ALS has stole my role as a wife. I have not felt like a wife in over a year. I am caregiver or mother to an adult size baby. My love for Chris has changed, its almost like I love two diffent people. The old Chris was my best friend, lover, protector and perfect match. The Chris who is here now is my child. I take care of him, protect him and comfort him when he is in pain.I love this Chris like I love my children. If I could have back just one part of the the old Chris it would be his ability to talk. It is so indescriably frustrting not being able to communicate with him. I am so so lonely. Friends always tell me if you need to talk I'm here. I know they are, but what do I say. My life sucks. I hate the situation were in. Do I feel any better after telling them that. No. So whats the point. When I get the opportunity to escape this sick house I usually don't want to talk about it. I need some reprieve from this existance.

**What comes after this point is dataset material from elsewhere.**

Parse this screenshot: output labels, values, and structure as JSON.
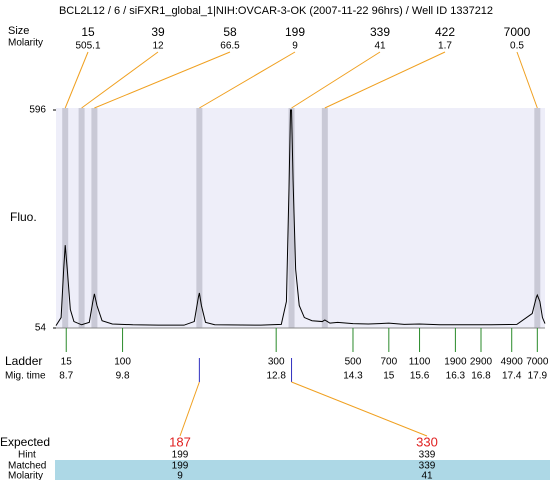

I have to stay stong for my kids. They are what keeps me going. I love Brittany and Braxton with all I have. I wish I could give them back all ALS stole from them. I try to be the best mom I can be, but some days I feel as if I have nothing left to give. I'm in survival mode, i make it through one day at a time, sometimes I just pray to make it through the hour. I can't even plan the kids a dentist appointment because I don't know where I would be mentally on the day of the appointment. Some days I do ok and otheres I want to run away. If it wasn't for The Lord holing me up I would have faltered long ago. The hospice therapist told me I am numb. That is a good word for what I feel alot of the time. I have been hurt so severely over and over I have built up a thick thick wall to protect myself. I hit rock bottom two months ago and I used those rocks to build a fortress. It takes a whole lot to make me cry now, where I use to bawl like a baby. I don't like
the numbness. But i hated feeling weak. I wish there was a guide book, How to deal with ALS, but there is not. I deal the only way I know how. Wrong or right.
I use to feel guility about feeling the way I do and griping about what ALS took from me when look what it has taken from Chris. But I can't help the way I feel. The thief, has stolen so much from Chris, me, our kids and other loved ones. I hate it. I hate the devil. I can't wait till Jesus Christ throws him into that pit of hell and he will burn for eternity!!! God did not give Chris ALS. All good and perfect gifts are from above and I can promise you ALS is not good or perfect. But I know the Lord is using Chris' testimony for His glory!! I know souls are being added to the Kingdom because of Chris struggles. And I know that the Lord looks down on Chris and says well done my good and faithful servant.